After dinner, I reach my arms over my head in a faux sleepy stretch. There’s no way I’m sleeping now. Not when I’ve been eyeing Austin up and down like he’s what I’ve been ordering for dessert all night.

“Bedtime, Killer.”

He walks with me to the room, looking so calm. He hasn’t spoken much over dinner; he is probably as tired as I am after a full day of walking and talking.

Although I didn’t know he was coming, I’ve brought my silky sleep set I know he loves. It makes me feel close to him, and I'm suddenly so grateful I did. I can feel his eyes roaming over my skin as if it were his fingertips.

“Goodnight, Killer,” he says in the doorway.

“Wait.” I frown. “Where are you sleeping?”

He points down to a closed door.

“On the same floor this time, at least,” I mutter, unable to quell the disappointment in my tone.

He steps into the room towards me, and hope blooms like a flower at the first sign of warm weather.

Cupping my cheek, he says, “Still not close enough, Olivia.” His chin dips until he drops the lightest of kisses on the corner of my mouth.

He draws back, and the thought of him leaving me here alone leaves me full of desperation.
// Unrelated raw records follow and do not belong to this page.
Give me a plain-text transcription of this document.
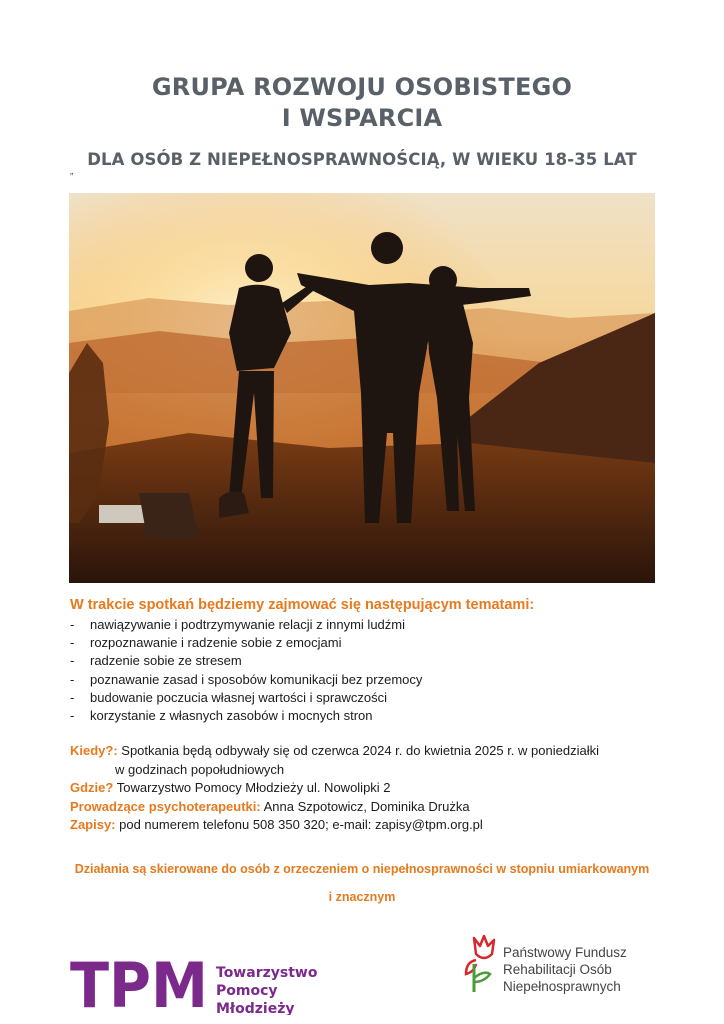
GRUPA ROZWOJU OSOBISTEGO
I WSPARCIA
„
DLA OSÓB Z NIEPEŁNOSPRAWNOŚCIĄ, W WIEKU 18-35 LAT
W trakcie spotkań będziemy zajmować się następującym tematami:
- nawiązywanie i podtrzymywanie relacji z innymi ludźmi
- rozpoznawanie i radzenie sobie z emocjami
- radzenie sobie ze stresem
- poznawanie zasad i sposobów komunikacji bez przemocy
- budowanie poczucia własnej wartości i sprawczości
- korzystanie z własnych zasobów i mocnych stron
Kiedy?: Spotkania będą odbywały się od czerwca 2024 r. do kwietnia 2025 r. w poniedziałki
w godzinach popołudniowych
Gdzie? Towarzystwo Pomocy Młodzieży ul. Nowolipki 2
Prowadzące psychoterapeutki: Anna Szpotowicz, Dominika Drużka
Zapisy: pod numerem telefonu 508 350 320; e-mail: zapisy@tpm.org.pl
Działania są skierowane do osób z orzeczeniem o niepełnosprawności w stopniu umiarkowanym
i znacznym
TPM Towarzystwo
Pomocy
Młodzieży
Państwowy Fundusz
Rehabilitacji Osób
Niepełnosprawnych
I’m more desperate than the day I asked him to help me to my car, more desperate than when he chased me through the house when I realized he wasn’t chained anymore.

I pull him into me, his chest thudding against mine.

“Olivia . . .”

“Austin...” I push up on my tiptoes and press my lips to his.

They’re soft, smooth; he seems to freeze for a split second.

The longest split second of my life, and I brace for disappointment.

Brace for him to reject me again. But he moves.

His fingers intertwine with my loose hair, kneading the back of my neck.

In one swoop, his body presses against mine, and he spins me against the wall.

He uses his foot to spread my legs, sliding his knee between them.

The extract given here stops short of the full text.